“goodtime romeo” – price jones (1985)


There is musical treasure everywhere and a lot of different ways to find it.  Some ways are easier than others.  A lot of people now find new music online through streaming services like Spotify or Pandora where sophisticated algorithms can recommend you music based on certain criteria that interests you most.  In the days before the Internet, you had to order albums from catalogues or thumb through bins at your local record store.  What was once the norm has become a bit of a novelty today.  Sure, vinyl sales have been increasing and the role of the record store in the community has been enhanced with events like Record Store Day.  However, the physical act of looking through the bins past the more popular releases is still a niche one.  It requires a level of patience that is harder to find given all of the conveniences computers and mobile phones provide us to find music instantly.

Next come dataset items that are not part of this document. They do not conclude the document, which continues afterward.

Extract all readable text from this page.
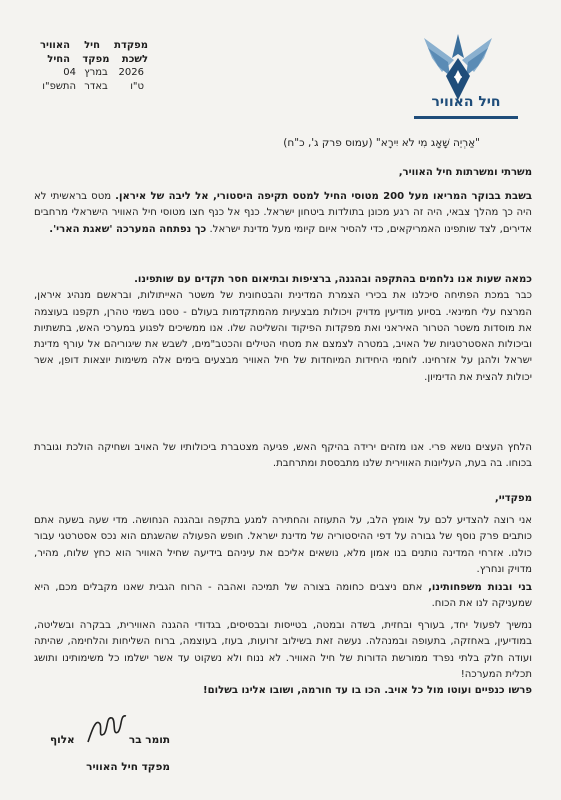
חיל האוויר
מפקדת
חיל
האוויר
לשכת
מפקד
החיל
2026
במרץ
04
ט"ו
באדר
התשפ"ו
"אַרְיֵה שָׁאָג מִי לֹא יִירָא" (עמוס פרק ג', כ"ח)
משרתי ומשרתות חיל האוויר,
בשבת בבוקר המריאו מעל 200 מטוסי החיל למטס תקיפה היסטורי, אל ליבה של איראן. מטס בראשיתי לא היה כך מהלך צבאי, היה זה רגע מכונן בתולדות ביטחון ישראל. כנף אל כנף חצו מטוסי חיל האוויר הישראלי מרחבים אדירים, לצד שותפינו האמריקאים, כדי להסיר איום קיומי מעל מדינת ישראל. כך נפתחה המערכה 'שאגת הארי'.
כמאה שעות אנו נלחמים בהתקפה ובהגנה, ברציפות ובתיאום חסר תקדים עם שותפינו.
כבר במכת הפתיחה סיכלנו את בכירי הצמרת המדינית והבטחונית של משטר האייתולות, ובראשם מנהיג איראן, המרצח עלי חמינאי. בסיוע מודיעין מדויק ויכולות מבצעיות מהמתקדמות בעולם - טסנו בשמי טהרן, תקפנו בעוצמה את מוסדות משטר הטרור האיראני ואת מפקדות הפיקוד והשליטה שלו. אנו ממשיכים לפגוע במערכי האש, בתשתיות וביכולות האסטרטגיות של האויב, במטרה לצמצם את מטחי הטילים והכטב"מים, לשבש את שיגוריהם אל עורף מדינת ישראל ולהגן על אזרחינו. לוחמי היחידות המיוחדות של חיל האוויר מבצעים בימים אלה משימות יוצאות דופן, אשר יכולות להצית את הדימיון.
הלחץ העצים נושא פרי. אנו מזהים ירידה בהיקף האש, פגיעה מצטברת ביכולותיו של האויב ושחיקה הולכת וגוברת בכוחו. בה בעת, העליונות האווירית שלנו מתבססת ומתרחבת.
מפקדיי,
אני רוצה להצדיע לכם על אומץ הלב, על התעוזה והחתירה למגע בתקפה ובהגנה הנחושה. מדי שעה בשעה אתם כותבים פרק נוסף של גבורה על דפי ההיסטוריה של מדינת ישראל. חופש הפעולה שהשגתם הוא נכס אסטרטגי עבור כולנו. אזרחי המדינה נותנים בנו אמון מלא, נושאים אליכם את עיניהם בידיעה שחיל האוויר הוא כחץ שלוח, מהיר, מדויק ונחרץ.
בני ובנות משפחותינו, אתם ניצבים כחומה בצורה של תמיכה ואהבה - הרוח הגבית שאנו מקבלים מכם, היא שמעניקה לנו את הכוח.
נמשיך לפעול יחד, בעורף ובחזית, בשדה ובמטה, בטייסות ובבסיסים, בגדודי ההגנה האווירית, בבקרה ובשליטה, במודיעין, באחזקה, בתעופה ובמנהלה. נעשה זאת בשילוב זרועות, בעוז, בעוצמה, ברוח השליחות והלחימה, שהיתה ועודה חלק בלתי נפרד ממורשת הדורות של חיל האוויר. לא ננוח ולא נשקוט עד אשר ישלמו כל משימותינו ותושג תכלית המערכה!
פרשו כנפיים ועוטו מול כל אויב. הכו בו עד חורמה, ושובו אלינו בשלום!
תומר בר
אלוף
מפקד חיל האוויר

Whenever I go into a record store and see people looking, it mostly consists of people grabbing the new releases or older copies of well-established bands that have been around for decades.  Of course, there is nothing wrong with that.  Life isn’t a contest and not having been exposed to certain popular artists is no measure of one’s love of music.  It is about the journey and there are many paths to take.

I have had my share of interesting record store hunts.  Living in Chicago, there are several great record stores in the area with their own unique charm and stock.  I may be in the mood for one store one day, and in the mood for a different one on another.  On a warm day, I enjoy walking around the neighborhoods, stopping by, and perusing even if I don’t intend to buy anything.  My vinyl shopping habits are specific.  I rarely buy new records, I rarely buy new releases because they were recorded digitally, and I prefer an obscure compilation album over any other type of release. I have found a lot of cool, obscure releases by looking where others typically don’t often look. These obscure compilations have obscure artists, interesting cover art, and were cheap. Many of these are still in heavy rotation on my player years later.

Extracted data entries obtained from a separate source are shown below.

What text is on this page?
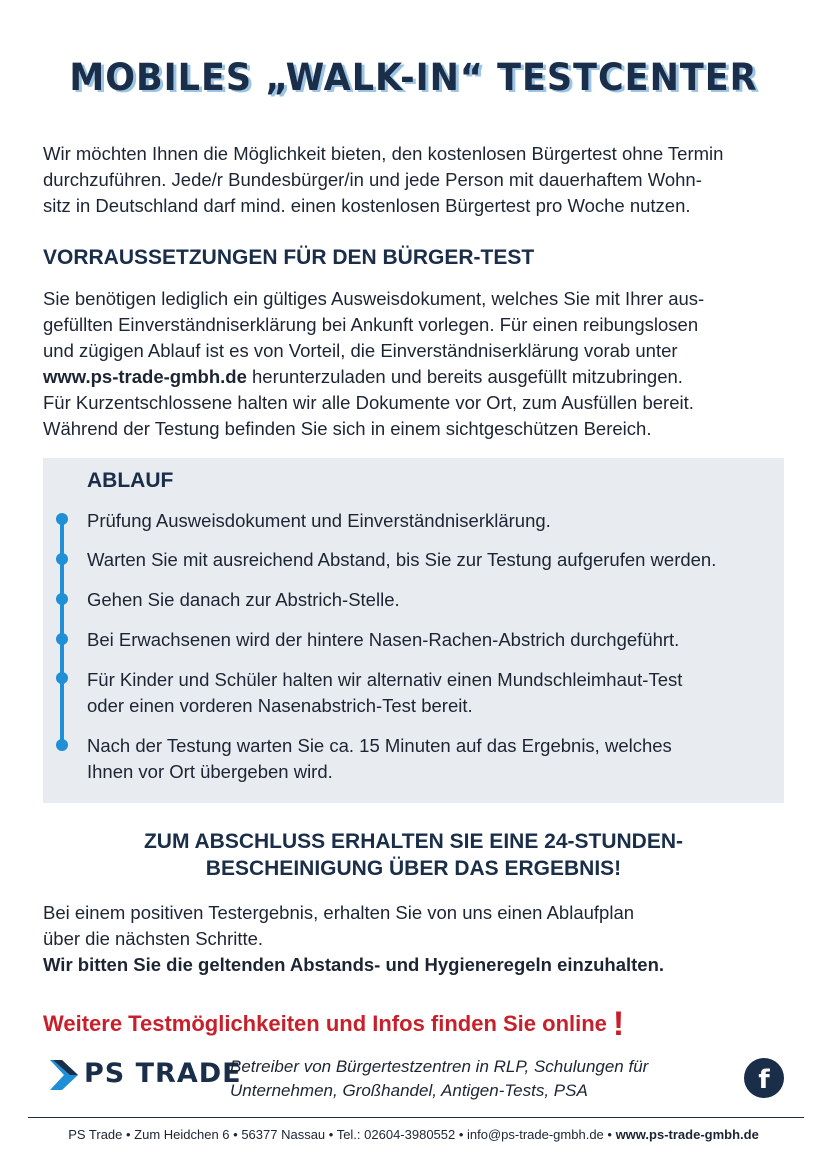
MOBILES „WALK-IN“ TESTCENTER
Wir möchten Ihnen die Möglichkeit bieten, den kostenlosen Bürgertest ohne Termin
durchzuführen. Jede/r Bundesbürger/in und jede Person mit dauerhaftem Wohn-
sitz in Deutschland darf mind. einen kostenlosen Bürgertest pro Woche nutzen.
VORRAUSSETZUNGEN FÜR DEN BÜRGER-TEST
Sie benötigen lediglich ein gültiges Ausweisdokument, welches Sie mit Ihrer aus-
gefüllten Einverständniserklärung bei Ankunft vorlegen. Für einen reibungslosen
und zügigen Ablauf ist es von Vorteil, die Einverständniserklärung vorab unter
www.ps-trade-gmbh.de herunterzuladen und bereits ausgefüllt mitzubringen.
Für Kurzentschlossene halten wir alle Dokumente vor Ort, zum Ausfüllen bereit.
Während der Testung befinden Sie sich in einem sichtgeschützen Bereich.
ABLAUF
Prüfung Ausweisdokument und Einverständniserklärung.
Warten Sie mit ausreichend Abstand, bis Sie zur Testung aufgerufen werden.
Gehen Sie danach zur Abstrich-Stelle.
Bei Erwachsenen wird der hintere Nasen-Rachen-Abstrich durchgeführt.
Für Kinder und Schüler halten wir alternativ einen Mundschleimhaut-Test
oder einen vorderen Nasenabstrich-Test bereit.
Nach der Testung warten Sie ca. 15 Minuten auf das Ergebnis, welches
Ihnen vor Ort übergeben wird.
ZUM ABSCHLUSS ERHALTEN SIE EINE 24-STUNDEN-
BESCHEINIGUNG ÜBER DAS ERGEBNIS!
Bei einem positiven Testergebnis, erhalten Sie von uns einen Ablaufplan
über die nächsten Schritte.
Wir bitten Sie die geltenden Abstands- und Hygieneregeln einzuhalten.
Weitere Testmöglichkeiten und Infos finden Sie online !
PS TRADE
Betreiber von Bürgertestzentren in RLP, Schulungen für
Unternehmen, Großhandel, Antigen-Tests, PSA	f
PS Trade • Zum Heidchen 6 • 56377 Nassau • Tel.: 02604-3980552 • info@ps-trade-gmbh.de • www.ps-trade-gmbh.de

I never really shopped for vinyl records until I left college.  Growing up, I didn’t live in places where music stores were readily available.  I lived in Alaska where they had an FYE, a store with overpriced music and nothing incredibly obscure, or Wal-Mart, where everything they sell is commonplace.  There was no cool, niche music store.  Even when I was in high school in Kentucky, I didn’t have anything nearby like I would have now.

In college, there was one record store.  But, I was a broke college kid and not exactly interested in spending money.  Though, it didn’t stop me from trying new things and listening to people who had more access to music growing up than I did.  I spent all four years in college actively involved at the college radio station.  It was great because I got to discover things that were outside of my wheelhouse.  I was expanding my tastes and it allowed me to become more open and accepting of less mainstream and less accessible types of sounds.  I was a bit envious of everyone because they knew about all this stuff for a while.  It was all new and exciting to me.  I’m sure it was for them when they were younger, but they didn’t know what it was like to not have much access in the first place.

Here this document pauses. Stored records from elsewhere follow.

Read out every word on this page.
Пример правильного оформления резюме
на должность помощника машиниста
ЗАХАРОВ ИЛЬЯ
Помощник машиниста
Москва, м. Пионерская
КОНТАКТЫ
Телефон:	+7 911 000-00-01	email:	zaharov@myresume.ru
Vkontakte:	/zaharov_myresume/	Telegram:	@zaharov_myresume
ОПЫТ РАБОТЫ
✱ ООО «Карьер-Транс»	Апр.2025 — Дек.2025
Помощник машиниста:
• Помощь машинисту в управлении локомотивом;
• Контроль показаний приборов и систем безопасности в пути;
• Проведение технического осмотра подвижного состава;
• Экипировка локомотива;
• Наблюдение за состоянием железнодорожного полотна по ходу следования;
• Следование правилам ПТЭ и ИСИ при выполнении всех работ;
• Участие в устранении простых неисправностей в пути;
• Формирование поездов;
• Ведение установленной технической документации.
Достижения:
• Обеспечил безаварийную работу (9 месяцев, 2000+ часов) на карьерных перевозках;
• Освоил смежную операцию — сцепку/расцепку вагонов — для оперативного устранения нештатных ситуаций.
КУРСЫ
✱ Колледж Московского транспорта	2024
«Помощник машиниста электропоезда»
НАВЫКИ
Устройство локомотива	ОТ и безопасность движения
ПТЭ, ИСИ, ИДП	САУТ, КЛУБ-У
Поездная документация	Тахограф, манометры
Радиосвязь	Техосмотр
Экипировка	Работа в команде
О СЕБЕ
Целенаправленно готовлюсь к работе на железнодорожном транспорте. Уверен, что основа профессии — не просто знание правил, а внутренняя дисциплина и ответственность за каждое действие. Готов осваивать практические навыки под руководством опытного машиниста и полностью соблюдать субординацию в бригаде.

Released in 1985, “Goodtime Romeo” by Price Jones was something played for my by a college radio colleague that still stands as one of favorite tracks from my collegiate years.  It was a cool electronic pop song about this woman hooking up with this awesome guy.  Nothing was particularly spectacular or groundbreaking about the song.  The lyrics are fine and the arrangement is on par for the style at that time.  However, it is a fun pop song and it doesn’t have to be deep or shatter listening norms.

What made this track really exciting was that my colleague had found it in a record store in Nashville. He didn’t know the artist, but liked the cover.  As it turns out, he was blown away by the track.  Since then, he hasn’t found out anything about Price Jones.  He believed this was just a home-pressing with only a few copies in existence.  He also suggested that Jones could’ve been a successful pop star if the record would have been given to the right people.  Maybe.  Maybe not.

I like the fact this is a really unknown song.  It kind of makes things a little more special when I listen to it; like I’m in an elite music club with only a handful of members.  In a time before I was a record shopper myself, I tended to gravitate to the fringe and indulge in the obscure.  Now, I do that on my own in my leisure time and have found some amazing material.  Sometimes, the most valuable treasure isn’t what is shiny and glitters the most; it can be the small, inconspicuous coin at the bottom of the pile.  Happy hunting.